On Oct 31, 2012, at 7:04 PM, Lars Kellogg-Stedman <l...@seas.harvard.edu> wrote:

> Injection via files on a configuration disk seems to me the best way
> to handle security credentials like this, because disks in many cases
> require privileges to mount on a system and the configuration script
> can delete the credentials file after processing it.

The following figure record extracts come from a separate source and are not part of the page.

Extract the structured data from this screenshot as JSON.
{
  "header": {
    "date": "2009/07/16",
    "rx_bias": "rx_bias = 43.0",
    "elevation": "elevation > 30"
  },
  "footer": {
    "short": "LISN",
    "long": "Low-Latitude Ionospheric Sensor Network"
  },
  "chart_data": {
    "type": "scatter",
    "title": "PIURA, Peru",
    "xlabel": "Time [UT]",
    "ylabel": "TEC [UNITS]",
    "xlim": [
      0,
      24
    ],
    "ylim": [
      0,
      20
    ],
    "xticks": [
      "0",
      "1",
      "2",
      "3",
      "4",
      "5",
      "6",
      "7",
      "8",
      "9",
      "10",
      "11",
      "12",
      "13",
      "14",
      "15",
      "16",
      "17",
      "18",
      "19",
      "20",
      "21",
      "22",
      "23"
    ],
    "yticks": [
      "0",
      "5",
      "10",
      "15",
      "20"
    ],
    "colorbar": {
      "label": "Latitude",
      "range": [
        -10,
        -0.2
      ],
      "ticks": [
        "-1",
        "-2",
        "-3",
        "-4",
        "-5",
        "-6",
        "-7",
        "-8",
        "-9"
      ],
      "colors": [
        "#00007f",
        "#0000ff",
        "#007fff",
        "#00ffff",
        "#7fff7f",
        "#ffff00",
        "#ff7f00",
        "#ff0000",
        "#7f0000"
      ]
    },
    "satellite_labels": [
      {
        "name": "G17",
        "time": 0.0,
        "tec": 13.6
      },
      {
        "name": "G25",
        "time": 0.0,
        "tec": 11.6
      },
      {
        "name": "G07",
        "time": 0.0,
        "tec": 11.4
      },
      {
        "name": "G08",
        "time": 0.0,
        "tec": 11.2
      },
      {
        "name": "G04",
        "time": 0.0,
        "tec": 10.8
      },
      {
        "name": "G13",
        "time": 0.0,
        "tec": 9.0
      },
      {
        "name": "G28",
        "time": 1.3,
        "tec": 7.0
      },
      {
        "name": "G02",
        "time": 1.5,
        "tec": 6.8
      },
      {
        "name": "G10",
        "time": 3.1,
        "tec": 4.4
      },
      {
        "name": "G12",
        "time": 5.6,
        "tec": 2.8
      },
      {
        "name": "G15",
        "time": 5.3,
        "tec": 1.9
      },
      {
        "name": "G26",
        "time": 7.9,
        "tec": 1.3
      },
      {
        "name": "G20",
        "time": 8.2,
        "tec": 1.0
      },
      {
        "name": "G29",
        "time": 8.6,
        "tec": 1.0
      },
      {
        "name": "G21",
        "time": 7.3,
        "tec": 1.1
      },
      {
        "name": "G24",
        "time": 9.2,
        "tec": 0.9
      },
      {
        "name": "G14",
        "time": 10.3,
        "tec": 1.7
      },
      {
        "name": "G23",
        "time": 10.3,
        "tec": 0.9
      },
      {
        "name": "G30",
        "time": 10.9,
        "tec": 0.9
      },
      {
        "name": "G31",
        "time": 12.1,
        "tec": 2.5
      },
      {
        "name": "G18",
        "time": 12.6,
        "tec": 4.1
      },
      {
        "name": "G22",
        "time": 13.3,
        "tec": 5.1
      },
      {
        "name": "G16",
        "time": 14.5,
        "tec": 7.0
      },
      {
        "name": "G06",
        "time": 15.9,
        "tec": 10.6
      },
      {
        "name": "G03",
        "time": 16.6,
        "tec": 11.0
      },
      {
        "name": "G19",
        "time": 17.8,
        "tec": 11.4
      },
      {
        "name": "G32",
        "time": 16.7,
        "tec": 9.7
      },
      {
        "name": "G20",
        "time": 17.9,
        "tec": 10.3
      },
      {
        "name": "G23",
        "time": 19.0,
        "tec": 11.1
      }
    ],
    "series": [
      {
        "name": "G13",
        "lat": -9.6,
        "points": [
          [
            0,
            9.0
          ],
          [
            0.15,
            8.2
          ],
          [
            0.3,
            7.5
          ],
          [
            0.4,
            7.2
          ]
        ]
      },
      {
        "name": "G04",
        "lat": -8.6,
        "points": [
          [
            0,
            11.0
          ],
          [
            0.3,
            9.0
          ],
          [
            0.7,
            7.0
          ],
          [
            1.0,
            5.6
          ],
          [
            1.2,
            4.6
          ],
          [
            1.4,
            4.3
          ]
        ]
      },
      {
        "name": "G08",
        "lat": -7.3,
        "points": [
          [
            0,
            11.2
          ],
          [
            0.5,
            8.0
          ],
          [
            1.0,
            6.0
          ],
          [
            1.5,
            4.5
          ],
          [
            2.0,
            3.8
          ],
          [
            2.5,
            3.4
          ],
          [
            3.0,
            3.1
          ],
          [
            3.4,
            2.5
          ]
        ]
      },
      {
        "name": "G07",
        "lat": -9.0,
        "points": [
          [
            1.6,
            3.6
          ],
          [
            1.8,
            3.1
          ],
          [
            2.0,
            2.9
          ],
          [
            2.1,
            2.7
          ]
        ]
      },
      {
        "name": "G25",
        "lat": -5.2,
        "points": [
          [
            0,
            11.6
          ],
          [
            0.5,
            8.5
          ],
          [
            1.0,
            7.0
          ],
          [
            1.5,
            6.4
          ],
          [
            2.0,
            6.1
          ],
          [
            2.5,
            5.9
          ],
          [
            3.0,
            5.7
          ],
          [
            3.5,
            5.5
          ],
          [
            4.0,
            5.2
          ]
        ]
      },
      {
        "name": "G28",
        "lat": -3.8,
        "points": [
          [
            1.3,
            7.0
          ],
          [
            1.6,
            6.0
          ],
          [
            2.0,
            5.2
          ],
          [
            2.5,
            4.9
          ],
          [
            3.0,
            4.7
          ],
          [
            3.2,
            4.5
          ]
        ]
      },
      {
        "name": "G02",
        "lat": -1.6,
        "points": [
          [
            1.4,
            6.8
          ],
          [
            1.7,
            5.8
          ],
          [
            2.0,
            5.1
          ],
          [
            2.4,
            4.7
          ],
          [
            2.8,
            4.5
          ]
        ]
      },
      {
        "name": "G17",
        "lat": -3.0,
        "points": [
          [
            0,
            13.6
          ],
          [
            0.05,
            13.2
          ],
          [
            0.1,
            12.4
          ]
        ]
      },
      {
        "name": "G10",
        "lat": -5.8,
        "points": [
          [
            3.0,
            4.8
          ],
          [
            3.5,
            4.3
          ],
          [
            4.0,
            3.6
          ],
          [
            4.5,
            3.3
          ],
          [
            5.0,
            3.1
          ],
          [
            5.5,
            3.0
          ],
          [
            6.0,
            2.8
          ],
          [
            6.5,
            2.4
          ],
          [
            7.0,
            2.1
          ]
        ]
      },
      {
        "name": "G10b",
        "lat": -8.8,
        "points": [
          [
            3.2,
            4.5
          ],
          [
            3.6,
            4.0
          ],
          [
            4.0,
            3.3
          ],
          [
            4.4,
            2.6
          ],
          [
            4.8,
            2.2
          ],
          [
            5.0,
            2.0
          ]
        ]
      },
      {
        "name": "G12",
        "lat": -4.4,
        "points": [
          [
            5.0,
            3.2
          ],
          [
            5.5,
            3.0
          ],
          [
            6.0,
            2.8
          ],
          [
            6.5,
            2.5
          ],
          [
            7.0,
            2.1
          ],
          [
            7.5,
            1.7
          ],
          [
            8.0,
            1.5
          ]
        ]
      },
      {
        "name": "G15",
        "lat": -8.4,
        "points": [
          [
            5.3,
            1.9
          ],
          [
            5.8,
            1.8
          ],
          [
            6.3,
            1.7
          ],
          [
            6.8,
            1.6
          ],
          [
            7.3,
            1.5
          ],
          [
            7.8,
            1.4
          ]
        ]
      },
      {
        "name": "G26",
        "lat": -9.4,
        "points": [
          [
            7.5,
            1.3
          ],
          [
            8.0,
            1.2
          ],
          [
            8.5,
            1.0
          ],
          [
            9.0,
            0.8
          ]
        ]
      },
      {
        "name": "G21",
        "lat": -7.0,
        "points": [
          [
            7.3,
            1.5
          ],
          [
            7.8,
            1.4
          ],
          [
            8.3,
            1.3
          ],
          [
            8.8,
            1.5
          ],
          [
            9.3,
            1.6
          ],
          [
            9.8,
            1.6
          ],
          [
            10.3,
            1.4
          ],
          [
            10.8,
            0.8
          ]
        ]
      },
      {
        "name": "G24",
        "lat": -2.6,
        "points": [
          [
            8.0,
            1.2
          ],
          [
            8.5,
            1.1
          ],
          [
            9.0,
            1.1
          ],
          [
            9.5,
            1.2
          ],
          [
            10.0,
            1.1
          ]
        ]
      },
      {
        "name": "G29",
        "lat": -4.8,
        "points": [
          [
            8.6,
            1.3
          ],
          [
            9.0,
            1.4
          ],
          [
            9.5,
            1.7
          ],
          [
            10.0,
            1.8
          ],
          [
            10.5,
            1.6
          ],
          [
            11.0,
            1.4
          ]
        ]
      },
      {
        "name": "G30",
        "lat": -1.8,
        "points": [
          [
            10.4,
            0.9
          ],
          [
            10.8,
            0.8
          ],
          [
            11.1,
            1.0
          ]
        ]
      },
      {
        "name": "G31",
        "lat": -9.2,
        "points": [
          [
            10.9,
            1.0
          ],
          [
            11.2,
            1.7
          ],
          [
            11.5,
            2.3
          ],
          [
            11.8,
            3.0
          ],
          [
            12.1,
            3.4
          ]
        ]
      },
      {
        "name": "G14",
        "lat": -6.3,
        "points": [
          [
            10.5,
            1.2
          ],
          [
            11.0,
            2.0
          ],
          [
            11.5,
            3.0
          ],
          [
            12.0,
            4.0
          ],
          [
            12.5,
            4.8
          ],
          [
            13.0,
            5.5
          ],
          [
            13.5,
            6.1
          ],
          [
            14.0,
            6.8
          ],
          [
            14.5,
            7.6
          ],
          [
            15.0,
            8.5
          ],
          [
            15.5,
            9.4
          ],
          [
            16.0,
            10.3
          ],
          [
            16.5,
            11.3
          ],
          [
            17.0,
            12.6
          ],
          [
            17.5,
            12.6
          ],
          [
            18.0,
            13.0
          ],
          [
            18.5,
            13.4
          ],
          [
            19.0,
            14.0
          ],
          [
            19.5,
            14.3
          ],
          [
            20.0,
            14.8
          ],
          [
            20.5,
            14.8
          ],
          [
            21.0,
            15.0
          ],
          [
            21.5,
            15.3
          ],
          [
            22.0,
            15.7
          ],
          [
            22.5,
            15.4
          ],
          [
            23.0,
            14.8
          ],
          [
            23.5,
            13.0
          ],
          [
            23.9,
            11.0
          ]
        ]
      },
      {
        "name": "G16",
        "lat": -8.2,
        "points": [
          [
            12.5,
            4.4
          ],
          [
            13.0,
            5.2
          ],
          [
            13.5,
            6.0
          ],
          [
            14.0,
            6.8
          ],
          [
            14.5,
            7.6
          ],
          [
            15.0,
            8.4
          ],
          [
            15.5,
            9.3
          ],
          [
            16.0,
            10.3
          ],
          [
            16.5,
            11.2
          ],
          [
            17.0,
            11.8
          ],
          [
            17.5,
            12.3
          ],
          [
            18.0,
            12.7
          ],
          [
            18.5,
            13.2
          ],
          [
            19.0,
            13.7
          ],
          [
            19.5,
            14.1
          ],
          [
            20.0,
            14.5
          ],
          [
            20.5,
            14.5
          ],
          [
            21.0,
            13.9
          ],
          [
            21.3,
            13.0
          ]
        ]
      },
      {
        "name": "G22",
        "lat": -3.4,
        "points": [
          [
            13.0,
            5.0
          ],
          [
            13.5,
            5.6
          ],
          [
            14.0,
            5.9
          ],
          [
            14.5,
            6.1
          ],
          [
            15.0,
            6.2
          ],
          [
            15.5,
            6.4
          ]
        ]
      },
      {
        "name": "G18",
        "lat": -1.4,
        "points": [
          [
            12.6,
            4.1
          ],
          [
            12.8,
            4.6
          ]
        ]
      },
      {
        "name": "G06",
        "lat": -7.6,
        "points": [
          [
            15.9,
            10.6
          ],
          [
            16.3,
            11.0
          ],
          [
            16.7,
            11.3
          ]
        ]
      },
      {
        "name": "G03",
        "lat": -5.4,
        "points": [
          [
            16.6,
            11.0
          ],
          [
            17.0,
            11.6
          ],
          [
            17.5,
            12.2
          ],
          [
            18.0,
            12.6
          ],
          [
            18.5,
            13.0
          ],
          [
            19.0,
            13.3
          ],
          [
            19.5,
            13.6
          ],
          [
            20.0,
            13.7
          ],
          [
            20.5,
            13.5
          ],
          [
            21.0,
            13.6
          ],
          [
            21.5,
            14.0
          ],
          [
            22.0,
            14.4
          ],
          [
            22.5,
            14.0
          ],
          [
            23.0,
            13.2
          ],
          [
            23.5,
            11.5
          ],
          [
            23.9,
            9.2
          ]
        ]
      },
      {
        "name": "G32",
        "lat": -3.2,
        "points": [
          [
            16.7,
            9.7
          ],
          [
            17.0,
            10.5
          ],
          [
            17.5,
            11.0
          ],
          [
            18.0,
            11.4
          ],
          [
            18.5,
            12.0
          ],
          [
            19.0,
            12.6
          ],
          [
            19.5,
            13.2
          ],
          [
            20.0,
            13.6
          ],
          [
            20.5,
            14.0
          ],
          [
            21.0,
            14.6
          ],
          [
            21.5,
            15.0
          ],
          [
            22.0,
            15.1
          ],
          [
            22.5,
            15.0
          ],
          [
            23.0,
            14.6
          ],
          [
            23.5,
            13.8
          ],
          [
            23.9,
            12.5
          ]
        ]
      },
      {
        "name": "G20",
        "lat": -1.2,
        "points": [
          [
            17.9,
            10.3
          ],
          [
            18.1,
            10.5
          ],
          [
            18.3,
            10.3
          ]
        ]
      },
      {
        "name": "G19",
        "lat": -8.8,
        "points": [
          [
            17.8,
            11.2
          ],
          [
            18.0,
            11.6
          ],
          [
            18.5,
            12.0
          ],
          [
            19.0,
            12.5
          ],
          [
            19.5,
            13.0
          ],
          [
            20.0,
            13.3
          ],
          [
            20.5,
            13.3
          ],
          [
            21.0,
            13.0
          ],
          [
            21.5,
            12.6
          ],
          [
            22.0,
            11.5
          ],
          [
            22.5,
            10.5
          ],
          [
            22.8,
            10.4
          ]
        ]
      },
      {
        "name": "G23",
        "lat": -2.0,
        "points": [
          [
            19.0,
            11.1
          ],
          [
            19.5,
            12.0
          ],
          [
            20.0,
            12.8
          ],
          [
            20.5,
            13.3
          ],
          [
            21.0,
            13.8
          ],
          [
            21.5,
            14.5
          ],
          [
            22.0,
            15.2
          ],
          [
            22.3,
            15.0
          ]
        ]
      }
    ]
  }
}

Honestly I think the entire idea of passing a password in to the instance at 
boot
time is insecure and flawed. The best idea I've heard for a secure windows 
password
is the following:

a) put a public key on the instance via metadata or config drive (for ease of 
use this could actually just be the ssh public key you normally use for logging 
into the vm).
b) have a daemon in the windows instance that:
 * generates a random password
 * sets the administrator password to the random password
 * encrypts it with the public key
 * serves the encrypted password over https on a known port (say 9999)
c) open up port (9999) in the instance's security group
d) retrieve the encrypted password and decrypt it
e) close port (9999) in the instances security group

for extra security you could use make daemon run for a certain amount of time 
on initial boot or have a a specific url on the port that stops the daemon.

If we could collaborate on a daemon that does this on the guest side then we 
could
actually create a nova command that would do all of the above and display the 
password
to the user. In fact this would work for non-windows vms as well.